Seppuku

La respiración agitada de Hideki invadía todo el piso del edificio. Continuaba en posición de ataque portando su katana. El salón era un baño de sangre, vísceras y cuerpos mutilados de lo que habían sido sus compañeros, estaban esparcidos por todo el recinto.
—Eran mi familia —se repetía—. Mataron a mi familia.
Cuando el equipo de Hideki llegó a la casa de campo se tenía bien definida la misión: encargarse de todos los habitantes para dejar un mensaje al grupo rival.
Esta era la última tarea para Hideki, quien había negociado con el jefe Yakuza logrando lo impensable: la aceptación de la renuncia del mejor de sus sicarios.
Al hacer el barrido correspondiente a los guardias y servidumbre, el grupo fue revisando cada habitación con el objetivo de hacer la limpieza encargada.
Hideki, quien fue el último de los asesinos en entrar en la casa, escuchaba los gritos de las víctimas que imploraban por sus vidas a aquellos demonios que los habían sacado de sus camas a mitad de la noche.
Continuó recorriendo las habitaciones, pasando sobre los cuerpos decapitados con precaución para evitar manchar su calzado. Dentro de su rol debía hacer una doble revisión para asegurarse de no dejar testigos.
Al entrar al último de los cuartos de la casa escuchó sonidos debajo de una de las camas. Desenfundó su katana y sin dudarlo la enterró sobre el colchón en diversas ocasiones hasta que las sábanas quedaron empapadas de rojo.
El silencio inquietó a Hideki, quien se extrañaba que su equipo no se hubiera aparecido en la habitación. Al agacharse para verificar su trabajo quedó petrificado.
Bajo la cama encontró la mirada inerte de su esposa, atada y amordazada.
Hideki, intentando comprender aquella escena desgarradora, fue rodeado por su equipo quienes habían entrado en la habitación sigilosamente.
—El jefe te manda decir que fue un placer trabajar contigo —le dijo Nao, quien había sido el segundo al mando, mientras sostenía a la pequeña hija de Hideki.
—¡Espera! —apenas pudo gritar Hideki en el momento que su hija era degollada frente a él.

Por fin dejó de temblarle el cuerpo, se talló sus manos empapadas de sangre en los pantalones y agitó su katana, quitándole los sesos de lo que había sido su jefe.
Caminó sobre los cuerpos en búsqueda de sobrevivientes. Cuando encontraba alguno que mostrara algún suspiro o señal de movimiento no dudaba en clavar su espada, no debía quedar nadie con vida.
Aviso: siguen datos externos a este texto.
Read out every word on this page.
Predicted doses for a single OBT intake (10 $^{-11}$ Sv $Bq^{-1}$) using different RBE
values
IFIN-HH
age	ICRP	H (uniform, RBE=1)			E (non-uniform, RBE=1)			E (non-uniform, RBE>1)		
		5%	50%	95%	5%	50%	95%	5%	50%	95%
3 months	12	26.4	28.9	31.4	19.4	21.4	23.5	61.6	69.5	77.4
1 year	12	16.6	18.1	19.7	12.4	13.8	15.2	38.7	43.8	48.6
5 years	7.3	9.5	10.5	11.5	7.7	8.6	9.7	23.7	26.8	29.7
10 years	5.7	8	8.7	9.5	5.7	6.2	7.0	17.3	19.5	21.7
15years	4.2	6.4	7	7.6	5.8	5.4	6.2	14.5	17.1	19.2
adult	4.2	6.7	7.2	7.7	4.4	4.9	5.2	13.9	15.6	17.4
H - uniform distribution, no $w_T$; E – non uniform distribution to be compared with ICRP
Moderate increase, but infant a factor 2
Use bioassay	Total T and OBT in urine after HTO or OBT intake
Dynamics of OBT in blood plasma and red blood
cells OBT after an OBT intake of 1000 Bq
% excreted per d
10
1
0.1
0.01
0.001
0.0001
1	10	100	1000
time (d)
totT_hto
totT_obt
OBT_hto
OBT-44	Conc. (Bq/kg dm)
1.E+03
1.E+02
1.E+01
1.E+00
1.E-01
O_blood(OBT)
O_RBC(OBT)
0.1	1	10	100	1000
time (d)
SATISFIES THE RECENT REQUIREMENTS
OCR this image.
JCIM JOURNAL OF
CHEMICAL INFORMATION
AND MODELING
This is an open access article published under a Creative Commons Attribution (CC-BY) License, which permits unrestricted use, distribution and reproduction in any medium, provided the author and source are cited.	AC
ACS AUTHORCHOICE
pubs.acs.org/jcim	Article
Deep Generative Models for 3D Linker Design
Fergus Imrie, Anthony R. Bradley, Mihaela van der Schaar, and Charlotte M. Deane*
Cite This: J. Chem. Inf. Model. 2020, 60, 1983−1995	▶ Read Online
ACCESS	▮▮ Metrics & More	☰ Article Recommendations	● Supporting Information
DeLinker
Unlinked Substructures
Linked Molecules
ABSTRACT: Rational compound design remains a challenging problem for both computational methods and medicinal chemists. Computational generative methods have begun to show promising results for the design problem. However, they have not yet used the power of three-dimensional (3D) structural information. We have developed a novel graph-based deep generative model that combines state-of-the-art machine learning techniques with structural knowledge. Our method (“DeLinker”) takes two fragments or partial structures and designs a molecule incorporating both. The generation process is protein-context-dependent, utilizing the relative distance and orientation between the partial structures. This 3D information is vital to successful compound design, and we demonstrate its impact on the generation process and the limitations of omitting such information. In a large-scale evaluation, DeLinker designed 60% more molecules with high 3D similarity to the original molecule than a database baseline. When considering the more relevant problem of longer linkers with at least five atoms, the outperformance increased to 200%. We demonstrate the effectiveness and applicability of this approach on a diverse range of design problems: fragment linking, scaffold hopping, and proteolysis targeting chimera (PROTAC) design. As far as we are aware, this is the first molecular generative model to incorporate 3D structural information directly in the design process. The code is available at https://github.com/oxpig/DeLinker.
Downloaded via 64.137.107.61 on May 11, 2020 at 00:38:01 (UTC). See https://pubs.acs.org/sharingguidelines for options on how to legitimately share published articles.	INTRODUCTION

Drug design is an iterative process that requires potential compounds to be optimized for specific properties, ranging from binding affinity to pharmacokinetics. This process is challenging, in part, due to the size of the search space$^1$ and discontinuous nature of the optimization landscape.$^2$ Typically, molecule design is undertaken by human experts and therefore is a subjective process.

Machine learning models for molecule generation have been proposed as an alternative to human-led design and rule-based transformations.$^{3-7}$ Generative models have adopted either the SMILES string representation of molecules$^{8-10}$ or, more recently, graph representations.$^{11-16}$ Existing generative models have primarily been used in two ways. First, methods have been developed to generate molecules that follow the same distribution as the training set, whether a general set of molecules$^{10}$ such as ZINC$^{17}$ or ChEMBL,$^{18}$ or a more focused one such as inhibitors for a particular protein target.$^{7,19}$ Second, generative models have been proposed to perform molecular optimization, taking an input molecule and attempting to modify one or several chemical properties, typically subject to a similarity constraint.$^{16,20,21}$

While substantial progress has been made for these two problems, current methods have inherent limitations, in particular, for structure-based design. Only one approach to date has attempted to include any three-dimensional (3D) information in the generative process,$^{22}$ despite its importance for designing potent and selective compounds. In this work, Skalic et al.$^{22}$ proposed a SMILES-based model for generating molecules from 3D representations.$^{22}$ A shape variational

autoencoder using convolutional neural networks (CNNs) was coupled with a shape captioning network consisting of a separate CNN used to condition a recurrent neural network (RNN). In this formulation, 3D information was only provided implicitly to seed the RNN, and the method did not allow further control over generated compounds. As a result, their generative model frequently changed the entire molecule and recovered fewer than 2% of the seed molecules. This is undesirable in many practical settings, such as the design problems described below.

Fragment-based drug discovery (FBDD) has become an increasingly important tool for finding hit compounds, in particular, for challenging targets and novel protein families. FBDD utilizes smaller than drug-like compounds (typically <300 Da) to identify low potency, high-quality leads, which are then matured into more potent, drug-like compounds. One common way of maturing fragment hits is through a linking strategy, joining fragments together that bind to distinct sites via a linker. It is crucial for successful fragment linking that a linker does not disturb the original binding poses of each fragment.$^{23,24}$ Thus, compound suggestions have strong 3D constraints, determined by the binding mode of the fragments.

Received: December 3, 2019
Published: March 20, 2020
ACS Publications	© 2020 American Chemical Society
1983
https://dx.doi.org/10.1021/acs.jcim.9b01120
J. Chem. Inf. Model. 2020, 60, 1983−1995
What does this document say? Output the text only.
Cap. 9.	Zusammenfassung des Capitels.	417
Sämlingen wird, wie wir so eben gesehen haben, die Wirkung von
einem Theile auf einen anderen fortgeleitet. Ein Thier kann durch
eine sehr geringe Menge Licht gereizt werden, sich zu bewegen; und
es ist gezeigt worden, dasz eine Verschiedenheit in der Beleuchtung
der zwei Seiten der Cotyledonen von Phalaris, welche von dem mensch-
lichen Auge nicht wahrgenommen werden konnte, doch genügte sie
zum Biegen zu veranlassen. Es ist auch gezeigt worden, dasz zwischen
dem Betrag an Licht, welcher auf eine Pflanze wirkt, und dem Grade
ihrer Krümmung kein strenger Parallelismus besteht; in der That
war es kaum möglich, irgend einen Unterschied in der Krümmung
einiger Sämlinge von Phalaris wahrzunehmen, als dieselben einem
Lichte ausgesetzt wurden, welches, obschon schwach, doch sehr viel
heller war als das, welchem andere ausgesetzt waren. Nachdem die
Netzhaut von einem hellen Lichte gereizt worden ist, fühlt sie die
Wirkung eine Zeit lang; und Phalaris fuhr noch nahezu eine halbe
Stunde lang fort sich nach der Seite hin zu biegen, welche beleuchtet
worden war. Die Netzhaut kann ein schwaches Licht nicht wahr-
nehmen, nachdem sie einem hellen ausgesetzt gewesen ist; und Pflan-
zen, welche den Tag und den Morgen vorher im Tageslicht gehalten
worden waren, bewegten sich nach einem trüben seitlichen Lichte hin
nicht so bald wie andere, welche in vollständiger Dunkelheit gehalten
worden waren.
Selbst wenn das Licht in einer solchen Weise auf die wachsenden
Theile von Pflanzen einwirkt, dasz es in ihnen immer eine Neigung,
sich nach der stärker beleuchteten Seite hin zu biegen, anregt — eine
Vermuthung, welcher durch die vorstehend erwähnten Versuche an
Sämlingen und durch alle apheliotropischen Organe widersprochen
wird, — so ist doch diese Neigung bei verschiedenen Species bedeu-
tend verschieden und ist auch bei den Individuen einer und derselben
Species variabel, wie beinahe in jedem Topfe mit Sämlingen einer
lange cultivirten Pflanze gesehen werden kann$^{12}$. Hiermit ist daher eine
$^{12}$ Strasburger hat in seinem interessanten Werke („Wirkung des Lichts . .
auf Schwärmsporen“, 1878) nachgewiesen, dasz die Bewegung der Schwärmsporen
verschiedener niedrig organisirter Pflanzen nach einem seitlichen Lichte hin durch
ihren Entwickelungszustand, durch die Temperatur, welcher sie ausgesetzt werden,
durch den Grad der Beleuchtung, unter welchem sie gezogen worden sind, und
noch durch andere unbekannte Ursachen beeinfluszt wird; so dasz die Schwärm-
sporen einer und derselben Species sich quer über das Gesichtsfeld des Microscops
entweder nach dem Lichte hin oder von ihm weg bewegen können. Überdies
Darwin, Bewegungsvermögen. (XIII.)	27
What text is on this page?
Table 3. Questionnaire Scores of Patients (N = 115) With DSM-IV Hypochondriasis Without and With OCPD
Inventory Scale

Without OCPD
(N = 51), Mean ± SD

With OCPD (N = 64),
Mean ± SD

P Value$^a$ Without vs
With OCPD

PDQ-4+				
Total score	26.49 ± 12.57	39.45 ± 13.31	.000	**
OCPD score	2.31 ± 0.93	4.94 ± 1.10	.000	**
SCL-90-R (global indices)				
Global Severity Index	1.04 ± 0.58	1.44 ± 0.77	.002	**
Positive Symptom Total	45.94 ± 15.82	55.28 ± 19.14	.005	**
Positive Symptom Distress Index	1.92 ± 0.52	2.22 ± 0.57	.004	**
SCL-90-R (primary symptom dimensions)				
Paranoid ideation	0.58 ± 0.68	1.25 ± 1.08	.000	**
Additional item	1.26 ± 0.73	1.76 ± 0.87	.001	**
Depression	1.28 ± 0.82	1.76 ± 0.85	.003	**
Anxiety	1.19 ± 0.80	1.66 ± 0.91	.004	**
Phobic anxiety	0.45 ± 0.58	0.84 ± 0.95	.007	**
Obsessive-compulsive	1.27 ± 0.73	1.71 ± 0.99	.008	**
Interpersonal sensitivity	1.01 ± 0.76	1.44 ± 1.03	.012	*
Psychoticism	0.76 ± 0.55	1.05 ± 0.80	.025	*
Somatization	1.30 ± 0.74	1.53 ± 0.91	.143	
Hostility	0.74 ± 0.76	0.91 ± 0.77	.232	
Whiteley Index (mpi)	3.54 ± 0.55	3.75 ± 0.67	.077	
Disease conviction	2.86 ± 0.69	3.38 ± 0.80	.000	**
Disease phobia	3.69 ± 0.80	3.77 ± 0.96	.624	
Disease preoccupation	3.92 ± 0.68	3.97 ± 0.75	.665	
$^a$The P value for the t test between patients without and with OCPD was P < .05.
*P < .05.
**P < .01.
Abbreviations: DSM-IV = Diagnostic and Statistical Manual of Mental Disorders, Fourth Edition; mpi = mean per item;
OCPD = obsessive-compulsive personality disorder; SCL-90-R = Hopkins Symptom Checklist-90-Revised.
Al asegurarse que había completado su venganza, se colocó de rodillas en medio de aquella mortandad y sacó su espada corta apuntándola hacia su cuerpo.
Sin dudarlo, hundió la espada en su vientre, sintiendo un intenso dolor que opacó por un instante el sufrimiento que sentía por su familia.
Se percató que a su alrededor tenía de espectadores a todas aquellas víctimas que habían encontrado la muerte bajo su espada a lo largo de su vida, hombres, mujeres y niños lo miraban indiferentes mientras éste continuaba desgarrándose los órganos con el filo de su arma.
Agonizando, sintió una calidez invadiendo su cuerpo. Pudo ver como su esposa e hija lo abrazaban.
—Todo estará bien, papá. Pronto estaremos juntos —le susurraba la niña, mientras el hombre conmocionado por aquel encuentro comenzaba a sollozar.
La oscuridad devoró a Hideki hasta que solo quedó su cuerpo inerte sobresaliendo sobre aquella mortandad de cadáveres.
Y con su muerte, la organización de la máscara del dragón había desaparecido.